Tomorrow, in the state of Georgia, High School state testing begins. All across the state High schoolers will be taking the state tests for various subjects. In Georgia, after certain core classes a state created end of course test (EOCT) is given in lieu of a final. Ninth grade English is one of those classes, and Ninth grade English happens to be the love of my teacher soul. Before my students take this test, before my numbers are run, there are some things I want said, some things I want you to know.
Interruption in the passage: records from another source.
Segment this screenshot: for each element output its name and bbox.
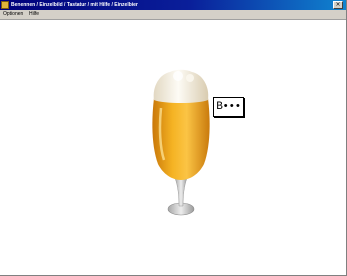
glass-stem (174, 177, 188, 207)
menu-help[interactable]: Hilfe (29, 11, 39, 18)
close-button[interactable]: × (333, 1, 343, 9)
menu-options[interactable]: Optionen (3, 11, 23, 18)
window-title: Benennen / Einzelbild / Tastatur / mit H… (11, 2, 138, 8)
app-icon[interactable] (1, 1, 9, 9)
app-window: Benennen / Einzelbild / Tastatur / mit H… (0, 0, 347, 276)
foam-bubble (173, 71, 183, 81)
menu-bar: Optionen Hilfe (0, 10, 346, 20)
foam-bubble (186, 74, 194, 82)
word-hint-label[interactable]: B••• (213, 97, 244, 117)
title-bar[interactable]: Benennen / Einzelbild / Tastatur / mit H… (0, 0, 346, 10)
beer-glass-image[interactable] (148, 68, 214, 220)
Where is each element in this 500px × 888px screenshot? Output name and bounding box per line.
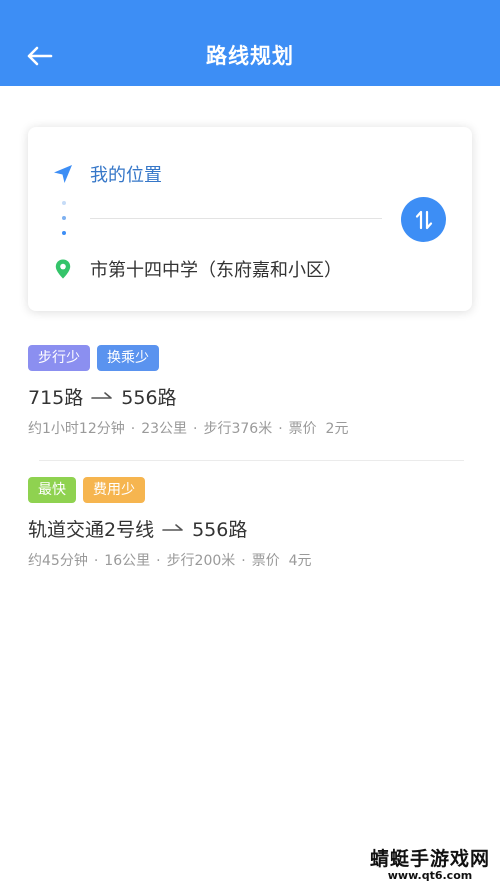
route-distance: 16公里: [104, 553, 151, 569]
route-segment: 715路: [28, 386, 84, 409]
origin-label: 我的位置: [90, 165, 162, 186]
route-segments: 715路 556路: [28, 383, 468, 409]
route-segment: 556路: [192, 518, 248, 541]
watermark-title: 蜻蜓手游戏网: [369, 848, 490, 870]
meta-separator: ·: [156, 553, 161, 569]
meta-separator: ·: [241, 553, 246, 569]
meta-separator: ·: [93, 553, 99, 569]
route-tags: 最快 费用少: [28, 477, 468, 503]
page-title: 路线规划: [206, 44, 294, 68]
route-tags: 步行少 换乘少: [28, 345, 468, 371]
input-divider: [90, 218, 382, 219]
header-bar: 路线规划: [0, 0, 500, 86]
route-fare: 票价 4元: [251, 553, 312, 569]
meta-separator: ·: [278, 421, 283, 437]
meta-separator: ·: [193, 421, 198, 437]
connector-dot: [62, 231, 66, 235]
route-connector-dots: [61, 201, 67, 237]
option-divider: [39, 460, 464, 461]
location-pin-icon: [55, 259, 71, 279]
swap-button[interactable]: [401, 197, 446, 242]
swap-arrows-icon: [415, 210, 432, 229]
transfer-arrow-icon: [91, 392, 113, 399]
route-option[interactable]: 步行少 换乘少 715路 556路 约1小时12分钟 · 23公里 · 步行376米 · 票…: [28, 345, 468, 439]
route-planning-screen: 路线规划 我的位置 市第十四中学（东府嘉和小区） 步行少 换乘少 715路 55…: [0, 0, 500, 888]
route-duration: 约45分钟: [28, 553, 88, 569]
connector-dot: [62, 216, 66, 220]
meta-separator: ·: [130, 421, 136, 437]
route-fare: 票价 2元: [288, 421, 349, 437]
route-option[interactable]: 最快 费用少 轨道交通2号线 556路 约45分钟 · 16公里 · 步行200米 · 票价…: [28, 477, 468, 571]
destination-field[interactable]: 市第十四中学（东府嘉和小区）: [52, 254, 342, 284]
origin-field[interactable]: 我的位置: [52, 159, 162, 189]
route-segment: 轨道交通2号线: [28, 518, 155, 541]
route-segments: 轨道交通2号线 556路: [28, 515, 468, 541]
route-segment: 556路: [121, 386, 177, 409]
navigation-arrow-icon: [54, 165, 72, 183]
site-watermark: 蜻蜓手游戏网 www.qt6.com: [370, 844, 490, 882]
route-duration: 约1小时12分钟: [28, 421, 125, 437]
watermark-url: www.qt6.com: [387, 869, 473, 882]
destination-label: 市第十四中学（东府嘉和小区）: [90, 260, 342, 281]
route-details: 约1小时12分钟 · 23公里 · 步行376米 · 票价 2元: [28, 419, 468, 439]
tag-fewer-walking: 步行少: [28, 345, 90, 371]
route-distance: 23公里: [141, 421, 188, 437]
tag-fewer-transfers: 换乘少: [97, 345, 159, 371]
tag-fastest: 最快: [28, 477, 76, 503]
route-walk-distance: 步行376米: [203, 421, 273, 437]
transfer-arrow-icon: [162, 524, 183, 531]
connector-dot: [62, 201, 66, 205]
route-walk-distance: 步行200米: [166, 553, 236, 569]
route-details: 约45分钟 · 16公里 · 步行200米 · 票价 4元: [28, 551, 468, 571]
route-input-card: 我的位置 市第十四中学（东府嘉和小区）: [28, 127, 472, 311]
tag-lowest-cost: 费用少: [83, 477, 145, 503]
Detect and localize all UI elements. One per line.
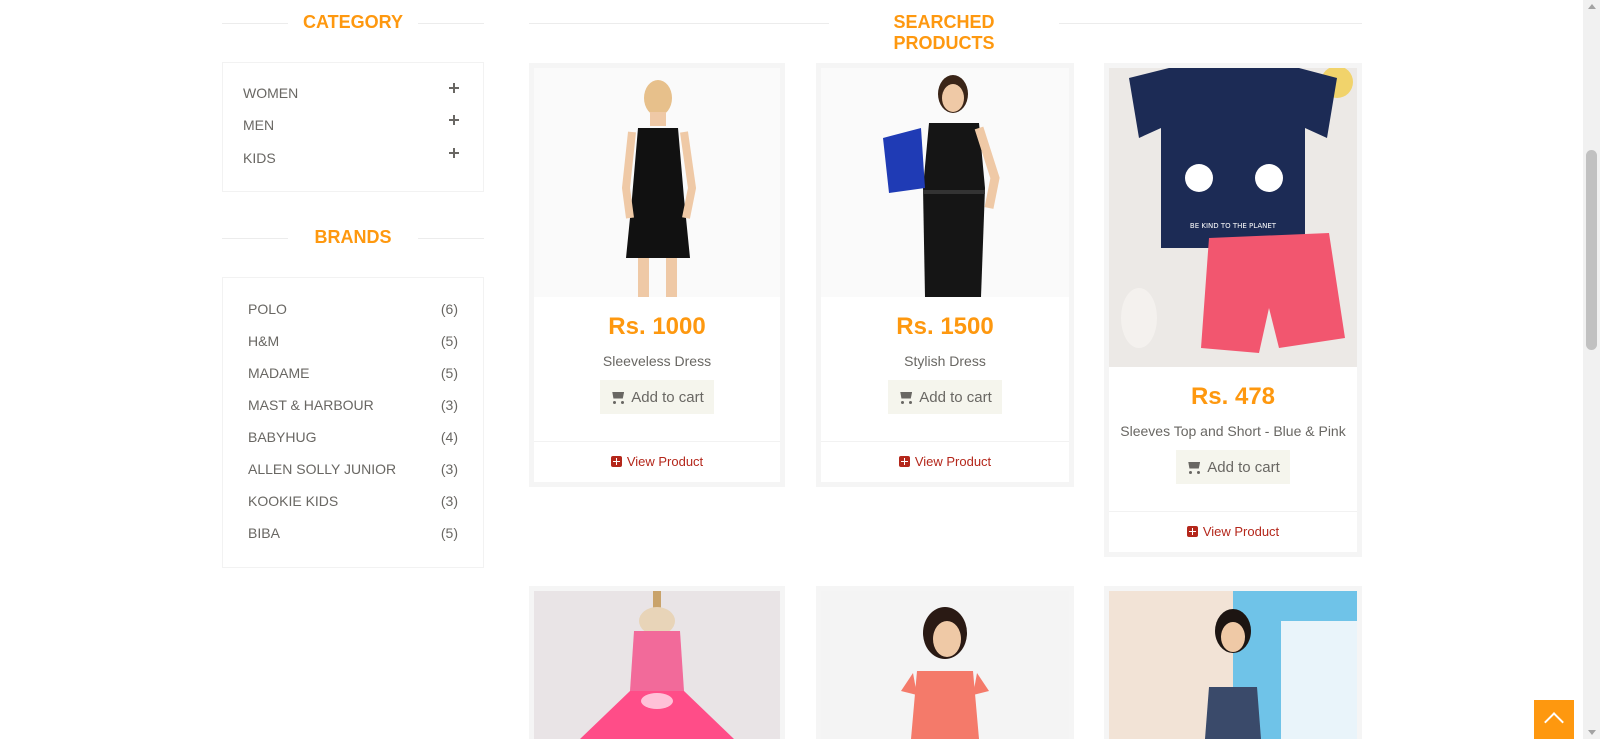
shopping-cart-icon xyxy=(898,391,913,404)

The teachers are already doing everything in their power to ensure their student’s do well. Even when a teacher disagrees with the validity of the test, even when they wish that they could skip this test prep stuff to teach an extra novel, they don’t. They taught the things the state has mandated every way they know how. Lately, with states clamoring to get federal funding and Obama’s race to the top, a teacher’s pay is being linked to student test scores with the expectation that this will somehow improve test scores. This expectation of improved test scores is based on the assumption that teacher’s aren’t already doing everything they can think of to make sure our students succeed. I need you to know we are.
I need you to know about everything the tests aren’t going to tell you. You see, I am in an interesting position. When I taught at schools that are likely to be far below and just below the lines, I taught tenth grade, a grade that isn’t tested. It was not until I moved to a succeeding school that I started teaching a subject with a test. It would be so easy for me to shrug my shoulders, show you my test scores, and tell you that I am in fact an amazing teacher, that my colleagues at the schools I left behind are simply not as good as I am.
This would be easy, and this would be a lie. The colleagues I left work harder than you could ever imagine. They turn around entire sets of 100 plus papers in 24 hours, they track the strengths and weaknesses of their kids week to week, they offer tutoring sessions before and after school. They are doing more than you can imagine to give their students a chance, and their scores will not be as good as mine. I work in the suburbs now. They’re still on the front lines.
But theirs aren’t the only stories that aren’t told in the testing data. I think of my colleagues who teach ninth grade honors three doors down from my on-level class. I think about what a hard year it has been for them. Their job, as ninth grade honors English teachers, is to challenge students who have likely never been challenged in their entire academic careers. Students who expect A’s don’t take their first C lightly, often nor do their parents. Students who have never been pushed before sometimes resist the push these teachers give.
But these are students who could have passed the EOCT the first day of class, and they are students who have come so far. Yet the tests won’t show the challenging questions my colleagues come up with, or the meticulous way they grade papers. It won’t tell you how many drafts they grade in the interest of making their kids better. Writing isn’t even tested.
The test is not going to tell you about my English as a second language kids. It won’t tell you how their first year in ninth grade was also the first year in the general population of the school. It won’t tell you about the way they work twice as hard as everyone else, complain less, and watch out for each other. It won’t tell you about the poetry they can write if you just give them permission to use five words in their original language. It is beautiful.
And the test is not going to tell you about my favorite triumph this year. It won’t tell you about my student on the autistic spectrum who says hi to me in the hallway. It won’t tell you about the way he works in groups voluntarily. It won’t tell you about his peers who accept him for who he is and how he won their hearts by fixing their cell phones. It won’t tell you about the peace of mind his mother now has, because of the work he and his teachers have put in this year. It won’t tell you anything about him or the mountains he has climbed. The test will only tell you that he is proficient in English. There is so much more I need you to know about him and how hard he tries.
Some will argue that the EOCTs are on their way out. In two years in Georgia we will have a state test that is designed to track growth and not just proficiency. That my concerns are already being addressed. While I think we are headed in the right direction, if the answer to this country’s educational woes could be found in something that makes a profit (and make no mistake, these tests are making some people very wealthy) it would have already been found. Unlike the tests we hand our kids every spring, there are no easy answers.
I’m not against testing, or holding teachers accountable. I am not against common standards being set. I am against using one set of data to determine the worth of a teacher and her students. I am a teacher, on the eve of testing, who wants to make sure you get the whole story. Before the kids sharpen their pencils, before the numbers come back, these were just some things I needed you to know.